Published online by Cambridge University Press: 25 July 2009
The terrorist attacks of 11 September 2001 have resulted in the expansion of anti-terrorism laws throughout the globe. The international and domestic reaction to these attacks constitute a type of horrible natural experiment in the migration of constitutional and anti-constitutional ideas. In this chapter, I will attempt to provide insight into the complexity of the migration of constitutional ideas with respect to anti-terrorism laws by examining the influence of the definition of terrorism in Britain's Terrorism Act 2000 on the post-9/11 development of anti-terrorism laws in Australia, Canada, Hong Kong, Indonesia, South Africa, and the United States, as well as the role that domestic law, politics, and history played in producing variations in the definition of terrorism in each country.
As Kim Lane Scheppele argues in her contribution to this collection, international law, and in particular the UN Security Council Resolution 1373, helped shape the worldwide expansion of anti-terrorism laws after the 9/11 terrorist attacks.
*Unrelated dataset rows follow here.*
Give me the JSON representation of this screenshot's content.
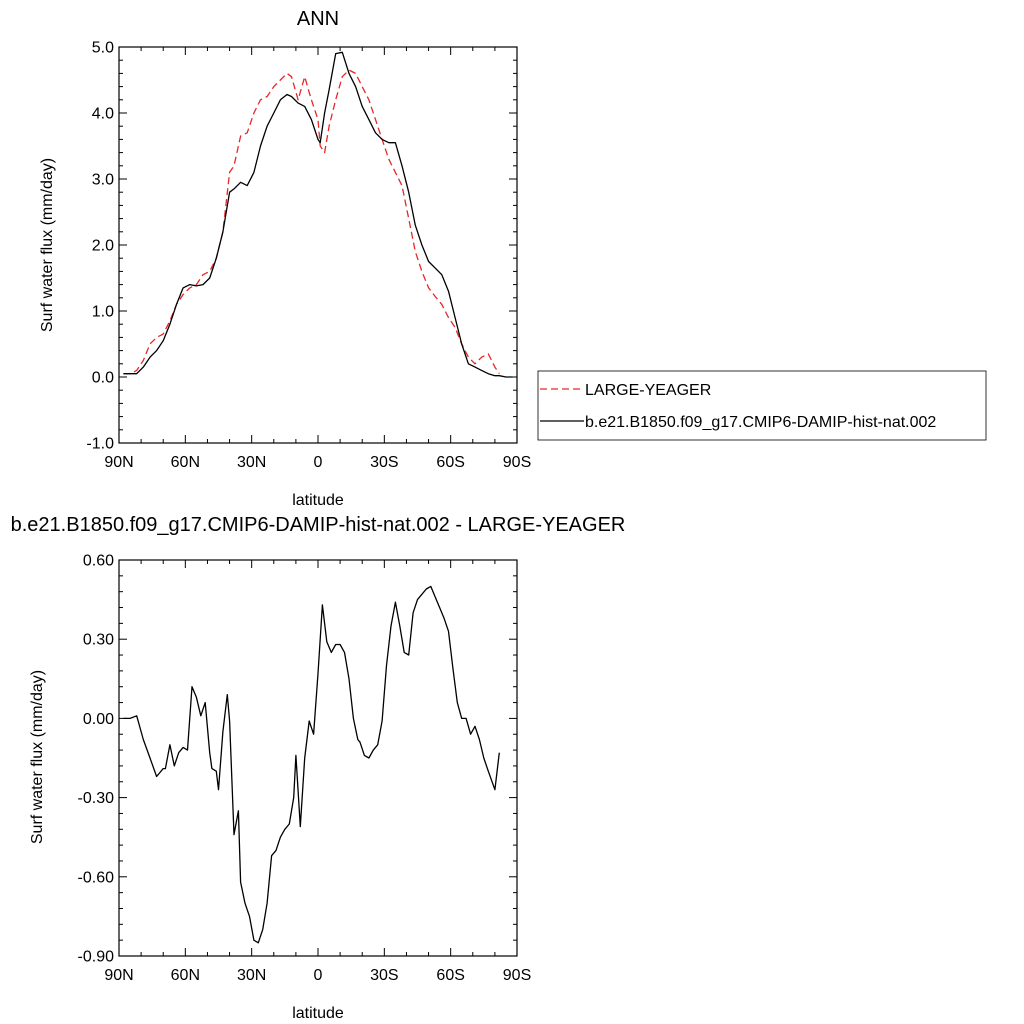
{
  "chart_data": [
    {
      "type": "line",
      "title": "ANN",
      "xlabel": "latitude",
      "ylabel": "Surf water flux (mm/day)",
      "xlim": [
        90,
        -90
      ],
      "ylim": [
        -1.0,
        5.0
      ],
      "x_ticks": [
        90,
        60,
        30,
        0,
        -30,
        -60,
        -90
      ],
      "x_tick_labels": [
        "90N",
        "60N",
        "30N",
        "0",
        "30S",
        "60S",
        "90S"
      ],
      "y_ticks": [
        -1.0,
        0.0,
        1.0,
        2.0,
        3.0,
        4.0,
        5.0
      ],
      "y_tick_labels": [
        "-1.0",
        "0.0",
        "1.0",
        "2.0",
        "3.0",
        "4.0",
        "5.0"
      ],
      "grid": false,
      "legend": "right",
      "series": [
        {
          "name": "LARGE-YEAGER",
          "color": "#e8262a",
          "dash": "dashed",
          "x": [
            88,
            85,
            82,
            79,
            76,
            73,
            70,
            67,
            64,
            61,
            58,
            55,
            52,
            49,
            46,
            43,
            40,
            38,
            35,
            32,
            29,
            26,
            23,
            20,
            17,
            14,
            12,
            9,
            6,
            3,
            0,
            -1,
            -3,
            -5,
            -8,
            -11,
            -14,
            -17,
            -20,
            -23,
            -26,
            -29,
            -32,
            -35,
            -38,
            -41,
            -44,
            -47,
            -50,
            -53,
            -56,
            -59,
            -62,
            -65,
            -68,
            -71,
            -74,
            -77,
            -80,
            -82
          ],
          "y": [
            0.05,
            0.05,
            0.1,
            0.25,
            0.5,
            0.6,
            0.65,
            0.85,
            1.1,
            1.25,
            1.35,
            1.4,
            1.55,
            1.6,
            1.8,
            2.2,
            3.1,
            3.2,
            3.65,
            3.7,
            4.0,
            4.2,
            4.25,
            4.4,
            4.5,
            4.6,
            4.55,
            4.2,
            4.55,
            4.2,
            3.9,
            3.5,
            3.4,
            3.8,
            4.2,
            4.55,
            4.65,
            4.6,
            4.4,
            4.2,
            3.9,
            3.6,
            3.3,
            3.1,
            2.9,
            2.4,
            1.9,
            1.6,
            1.35,
            1.22,
            1.1,
            0.9,
            0.75,
            0.5,
            0.3,
            0.2,
            0.3,
            0.35,
            0.15,
            0.05
          ]
        },
        {
          "name": "b.e21.B1850.f09_g17.CMIP6-DAMIP-hist-nat.002",
          "color": "#000000",
          "dash": "solid",
          "x": [
            88,
            85,
            82,
            79,
            76,
            73,
            70,
            67,
            64,
            61,
            58,
            55,
            52,
            49,
            46,
            43,
            40,
            38,
            35,
            32,
            29,
            26,
            23,
            20,
            17,
            14,
            12,
            9,
            6,
            3,
            0,
            -1,
            -3,
            -5,
            -8,
            -11,
            -14,
            -17,
            -20,
            -23,
            -26,
            -29,
            -32,
            -35,
            -38,
            -41,
            -44,
            -47,
            -50,
            -53,
            -56,
            -59,
            -62,
            -65,
            -68,
            -71,
            -74,
            -77,
            -80,
            -82,
            -85,
            -88
          ],
          "y": [
            0.05,
            0.05,
            0.05,
            0.15,
            0.3,
            0.4,
            0.55,
            0.8,
            1.1,
            1.35,
            1.4,
            1.38,
            1.4,
            1.5,
            1.8,
            2.2,
            2.8,
            2.85,
            2.95,
            2.9,
            3.1,
            3.5,
            3.8,
            4.0,
            4.2,
            4.28,
            4.25,
            4.15,
            4.1,
            3.9,
            3.6,
            3.55,
            4.0,
            4.35,
            4.9,
            4.92,
            4.6,
            4.4,
            4.1,
            3.9,
            3.7,
            3.6,
            3.55,
            3.55,
            3.2,
            2.8,
            2.3,
            2.0,
            1.75,
            1.65,
            1.55,
            1.3,
            0.9,
            0.5,
            0.2,
            0.15,
            0.1,
            0.05,
            0.02,
            0.02,
            0.0,
            0.0
          ]
        }
      ]
    },
    {
      "type": "line",
      "title": "b.e21.B1850.f09_g17.CMIP6-DAMIP-hist-nat.002 - LARGE-YEAGER",
      "xlabel": "latitude",
      "ylabel": "Surf water flux (mm/day)",
      "xlim": [
        90,
        -90
      ],
      "ylim": [
        -0.9,
        0.6
      ],
      "x_ticks": [
        90,
        60,
        30,
        0,
        -30,
        -60,
        -90
      ],
      "x_tick_labels": [
        "90N",
        "60N",
        "30N",
        "0",
        "30S",
        "60S",
        "90S"
      ],
      "y_ticks": [
        -0.9,
        -0.6,
        -0.3,
        0.0,
        0.3,
        0.6
      ],
      "y_tick_labels": [
        "-0.90",
        "-0.60",
        "-0.30",
        "0.00",
        "0.30",
        "0.60"
      ],
      "grid": false,
      "series": [
        {
          "color": "#000000",
          "dash": "solid",
          "x": [
            88,
            85,
            82,
            79,
            76,
            73,
            70,
            69,
            67,
            65,
            63,
            61,
            59,
            57,
            55,
            53,
            51,
            49,
            48,
            46,
            45,
            43,
            41,
            40,
            38,
            36,
            35,
            33,
            31,
            29,
            27,
            25,
            23,
            21,
            19,
            17,
            15,
            13,
            11,
            10,
            8,
            6,
            4,
            2,
            0,
            -2,
            -4,
            -6,
            -8,
            -10,
            -12,
            -14,
            -16,
            -18,
            -19,
            -21,
            -23,
            -25,
            -27,
            -29,
            -31,
            -33,
            -35,
            -37,
            -39,
            -41,
            -43,
            -45,
            -47,
            -49,
            -51,
            -53,
            -55,
            -57,
            -59,
            -61,
            -63,
            -65,
            -67,
            -69,
            -71,
            -73,
            -75,
            -77,
            -80,
            -82
          ],
          "y": [
            0.0,
            0.0,
            0.01,
            -0.08,
            -0.15,
            -0.22,
            -0.19,
            -0.19,
            -0.1,
            -0.18,
            -0.13,
            -0.11,
            -0.12,
            0.12,
            0.08,
            0.01,
            0.06,
            -0.13,
            -0.19,
            -0.2,
            -0.27,
            -0.05,
            0.09,
            -0.01,
            -0.44,
            -0.35,
            -0.62,
            -0.7,
            -0.75,
            -0.84,
            -0.85,
            -0.8,
            -0.7,
            -0.52,
            -0.5,
            -0.45,
            -0.42,
            -0.4,
            -0.3,
            -0.14,
            -0.41,
            -0.15,
            -0.01,
            -0.06,
            0.17,
            0.43,
            0.29,
            0.25,
            0.28,
            0.28,
            0.25,
            0.15,
            0.0,
            -0.08,
            -0.09,
            -0.14,
            -0.15,
            -0.12,
            -0.1,
            -0.01,
            0.2,
            0.35,
            0.44,
            0.35,
            0.25,
            0.24,
            0.4,
            0.45,
            0.47,
            0.49,
            0.5,
            0.46,
            0.42,
            0.38,
            0.33,
            0.19,
            0.06,
            0.0,
            0.0,
            -0.06,
            -0.03,
            -0.08,
            -0.15,
            -0.2,
            -0.27,
            -0.13
          ]
        }
      ]
    }
  ]
}
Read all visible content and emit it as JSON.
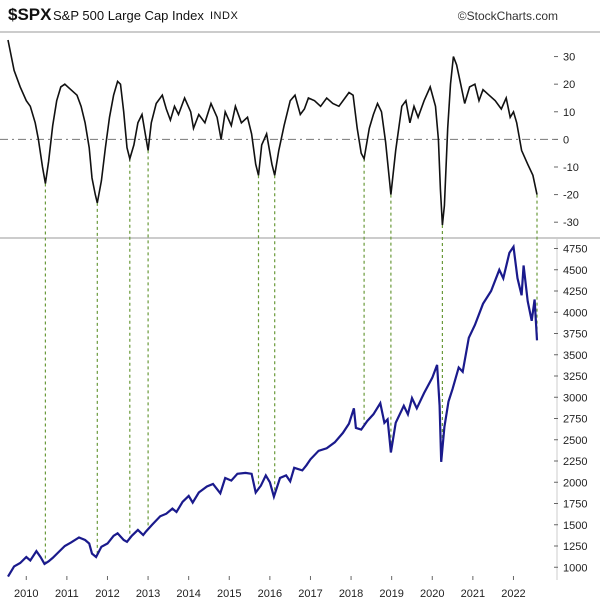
{
  "header": {
    "symbol": "$SPX",
    "name": "S&P 500 Large Cap Index",
    "exchange": "INDX",
    "watermark": "©StockCharts.com"
  },
  "colors": {
    "oscillator_line": "#111111",
    "price_line": "#1a1a8c",
    "guide_lines": "#6a9a3a",
    "zero_line": "#777777",
    "axis_text": "#222222"
  },
  "chart_data": [
    {
      "type": "line",
      "title": "",
      "series": [
        {
          "values": [
            [
              2009.55,
              36
            ],
            [
              2009.7,
              25
            ],
            [
              2009.85,
              19
            ],
            [
              2010.0,
              14
            ],
            [
              2010.1,
              12
            ],
            [
              2010.22,
              6
            ],
            [
              2010.3,
              0
            ],
            [
              2010.4,
              -10
            ],
            [
              2010.47,
              -16
            ],
            [
              2010.55,
              -8
            ],
            [
              2010.65,
              5
            ],
            [
              2010.75,
              14
            ],
            [
              2010.85,
              19
            ],
            [
              2010.95,
              20
            ],
            [
              2011.1,
              18
            ],
            [
              2011.25,
              16
            ],
            [
              2011.35,
              12
            ],
            [
              2011.45,
              6
            ],
            [
              2011.55,
              -3
            ],
            [
              2011.62,
              -14
            ],
            [
              2011.7,
              -20
            ],
            [
              2011.75,
              -23
            ],
            [
              2011.85,
              -15
            ],
            [
              2011.95,
              -3
            ],
            [
              2012.05,
              8
            ],
            [
              2012.15,
              16
            ],
            [
              2012.25,
              21
            ],
            [
              2012.32,
              20
            ],
            [
              2012.4,
              10
            ],
            [
              2012.48,
              -3
            ],
            [
              2012.55,
              -7
            ],
            [
              2012.65,
              -2
            ],
            [
              2012.75,
              6
            ],
            [
              2012.85,
              9
            ],
            [
              2012.92,
              3
            ],
            [
              2013.0,
              -4
            ],
            [
              2013.08,
              6
            ],
            [
              2013.2,
              13
            ],
            [
              2013.35,
              16
            ],
            [
              2013.45,
              11
            ],
            [
              2013.55,
              7
            ],
            [
              2013.65,
              12
            ],
            [
              2013.75,
              9
            ],
            [
              2013.9,
              15
            ],
            [
              2014.05,
              10
            ],
            [
              2014.12,
              4
            ],
            [
              2014.25,
              9
            ],
            [
              2014.4,
              6
            ],
            [
              2014.55,
              13
            ],
            [
              2014.7,
              8
            ],
            [
              2014.8,
              0
            ],
            [
              2014.9,
              10
            ],
            [
              2015.05,
              5
            ],
            [
              2015.15,
              12
            ],
            [
              2015.3,
              6
            ],
            [
              2015.45,
              8
            ],
            [
              2015.55,
              2
            ],
            [
              2015.65,
              -9
            ],
            [
              2015.72,
              -13
            ],
            [
              2015.8,
              -2
            ],
            [
              2015.92,
              2
            ],
            [
              2016.05,
              -9
            ],
            [
              2016.12,
              -13
            ],
            [
              2016.22,
              -4
            ],
            [
              2016.35,
              5
            ],
            [
              2016.5,
              14
            ],
            [
              2016.62,
              16
            ],
            [
              2016.75,
              9
            ],
            [
              2016.85,
              11
            ],
            [
              2016.95,
              15
            ],
            [
              2017.1,
              14
            ],
            [
              2017.25,
              12
            ],
            [
              2017.4,
              15
            ],
            [
              2017.55,
              13
            ],
            [
              2017.7,
              12
            ],
            [
              2017.85,
              15
            ],
            [
              2017.95,
              17
            ],
            [
              2018.05,
              16
            ],
            [
              2018.15,
              4
            ],
            [
              2018.25,
              -5
            ],
            [
              2018.32,
              -7
            ],
            [
              2018.45,
              4
            ],
            [
              2018.55,
              9
            ],
            [
              2018.65,
              13
            ],
            [
              2018.75,
              10
            ],
            [
              2018.85,
              -1
            ],
            [
              2018.98,
              -20
            ],
            [
              2019.1,
              -4
            ],
            [
              2019.25,
              12
            ],
            [
              2019.35,
              14
            ],
            [
              2019.45,
              6
            ],
            [
              2019.55,
              12
            ],
            [
              2019.65,
              8
            ],
            [
              2019.8,
              14
            ],
            [
              2019.95,
              19
            ],
            [
              2020.08,
              12
            ],
            [
              2020.15,
              0
            ],
            [
              2020.2,
              -18
            ],
            [
              2020.25,
              -31
            ],
            [
              2020.3,
              -24
            ],
            [
              2020.38,
              4
            ],
            [
              2020.45,
              20
            ],
            [
              2020.52,
              30
            ],
            [
              2020.6,
              27
            ],
            [
              2020.7,
              20
            ],
            [
              2020.8,
              13
            ],
            [
              2020.92,
              19
            ],
            [
              2021.05,
              20
            ],
            [
              2021.15,
              14
            ],
            [
              2021.25,
              18
            ],
            [
              2021.4,
              16
            ],
            [
              2021.55,
              14
            ],
            [
              2021.7,
              11
            ],
            [
              2021.82,
              15
            ],
            [
              2021.92,
              8
            ],
            [
              2022.0,
              10
            ],
            [
              2022.08,
              6
            ],
            [
              2022.2,
              -4
            ],
            [
              2022.35,
              -9
            ],
            [
              2022.48,
              -13
            ],
            [
              2022.58,
              -20
            ]
          ]
        }
      ],
      "ylim": [
        -35,
        36
      ],
      "yticks": [
        30,
        20,
        10,
        0,
        -10,
        -20,
        -30
      ],
      "reference_line": 0,
      "grid": false
    },
    {
      "type": "line",
      "series": [
        {
          "values": [
            [
              2009.55,
              890
            ],
            [
              2009.7,
              1010
            ],
            [
              2009.85,
              1050
            ],
            [
              2010.0,
              1120
            ],
            [
              2010.1,
              1080
            ],
            [
              2010.25,
              1190
            ],
            [
              2010.35,
              1120
            ],
            [
              2010.45,
              1040
            ],
            [
              2010.55,
              1070
            ],
            [
              2010.65,
              1110
            ],
            [
              2010.8,
              1180
            ],
            [
              2010.95,
              1250
            ],
            [
              2011.1,
              1290
            ],
            [
              2011.3,
              1350
            ],
            [
              2011.45,
              1320
            ],
            [
              2011.55,
              1280
            ],
            [
              2011.62,
              1160
            ],
            [
              2011.72,
              1120
            ],
            [
              2011.85,
              1240
            ],
            [
              2012.0,
              1280
            ],
            [
              2012.15,
              1370
            ],
            [
              2012.25,
              1400
            ],
            [
              2012.4,
              1320
            ],
            [
              2012.48,
              1300
            ],
            [
              2012.6,
              1370
            ],
            [
              2012.75,
              1440
            ],
            [
              2012.88,
              1380
            ],
            [
              2012.95,
              1420
            ],
            [
              2013.1,
              1500
            ],
            [
              2013.3,
              1600
            ],
            [
              2013.45,
              1630
            ],
            [
              2013.6,
              1690
            ],
            [
              2013.7,
              1650
            ],
            [
              2013.85,
              1770
            ],
            [
              2014.0,
              1840
            ],
            [
              2014.1,
              1760
            ],
            [
              2014.25,
              1880
            ],
            [
              2014.45,
              1950
            ],
            [
              2014.6,
              1980
            ],
            [
              2014.78,
              1870
            ],
            [
              2014.9,
              2050
            ],
            [
              2015.05,
              2020
            ],
            [
              2015.2,
              2100
            ],
            [
              2015.4,
              2110
            ],
            [
              2015.55,
              2100
            ],
            [
              2015.65,
              1880
            ],
            [
              2015.78,
              1960
            ],
            [
              2015.9,
              2080
            ],
            [
              2016.0,
              2000
            ],
            [
              2016.1,
              1830
            ],
            [
              2016.25,
              2050
            ],
            [
              2016.4,
              2080
            ],
            [
              2016.5,
              2010
            ],
            [
              2016.6,
              2170
            ],
            [
              2016.8,
              2140
            ],
            [
              2016.9,
              2200
            ],
            [
              2017.0,
              2270
            ],
            [
              2017.2,
              2370
            ],
            [
              2017.4,
              2400
            ],
            [
              2017.6,
              2470
            ],
            [
              2017.8,
              2580
            ],
            [
              2017.95,
              2690
            ],
            [
              2018.07,
              2870
            ],
            [
              2018.12,
              2640
            ],
            [
              2018.25,
              2620
            ],
            [
              2018.4,
              2720
            ],
            [
              2018.55,
              2800
            ],
            [
              2018.72,
              2930
            ],
            [
              2018.82,
              2700
            ],
            [
              2018.9,
              2740
            ],
            [
              2018.98,
              2350
            ],
            [
              2019.1,
              2700
            ],
            [
              2019.3,
              2900
            ],
            [
              2019.4,
              2800
            ],
            [
              2019.5,
              2990
            ],
            [
              2019.62,
              2870
            ],
            [
              2019.8,
              3050
            ],
            [
              2020.0,
              3230
            ],
            [
              2020.12,
              3380
            ],
            [
              2020.18,
              2900
            ],
            [
              2020.22,
              2240
            ],
            [
              2020.3,
              2650
            ],
            [
              2020.4,
              2950
            ],
            [
              2020.5,
              3100
            ],
            [
              2020.65,
              3350
            ],
            [
              2020.75,
              3300
            ],
            [
              2020.9,
              3700
            ],
            [
              2021.05,
              3850
            ],
            [
              2021.25,
              4100
            ],
            [
              2021.45,
              4250
            ],
            [
              2021.65,
              4500
            ],
            [
              2021.75,
              4400
            ],
            [
              2021.9,
              4700
            ],
            [
              2022.0,
              4770
            ],
            [
              2022.1,
              4400
            ],
            [
              2022.2,
              4200
            ],
            [
              2022.25,
              4550
            ],
            [
              2022.35,
              4130
            ],
            [
              2022.45,
              3900
            ],
            [
              2022.52,
              4150
            ],
            [
              2022.58,
              3670
            ]
          ]
        }
      ],
      "ylim": [
        850,
        4850
      ],
      "yticks": [
        4750,
        4500,
        4250,
        4000,
        3750,
        3500,
        3250,
        3000,
        2750,
        2500,
        2250,
        2000,
        1750,
        1500,
        1250,
        1000
      ],
      "xlim": [
        2009.55,
        2022.9
      ],
      "xticks": [
        2010,
        2011,
        2012,
        2013,
        2014,
        2015,
        2016,
        2017,
        2018,
        2019,
        2020,
        2021,
        2022
      ],
      "grid": false,
      "highlighted_lows": [
        2010.47,
        2011.75,
        2012.55,
        2013.0,
        2015.72,
        2016.12,
        2018.32,
        2018.98,
        2020.25,
        2022.58
      ]
    }
  ]
}
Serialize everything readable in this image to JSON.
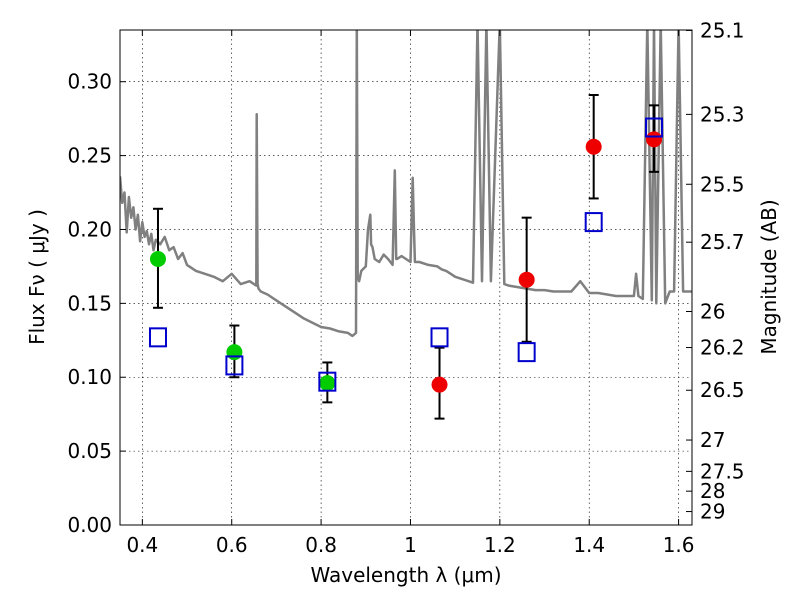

At the same time, as Professor Scheppele notes, Security Resolution 1373 made no attempt to define terrorism and a universal definition of terrorism has so far eluded the international community. A failure to define terrorism in international law allowed various local agendas to enter into the definition of terrorism. Although, as Professor Scheppele suggests, the local agenda sometimes helped produce more repressive laws, at other times, it restrained the new international mandate to combat terrorism.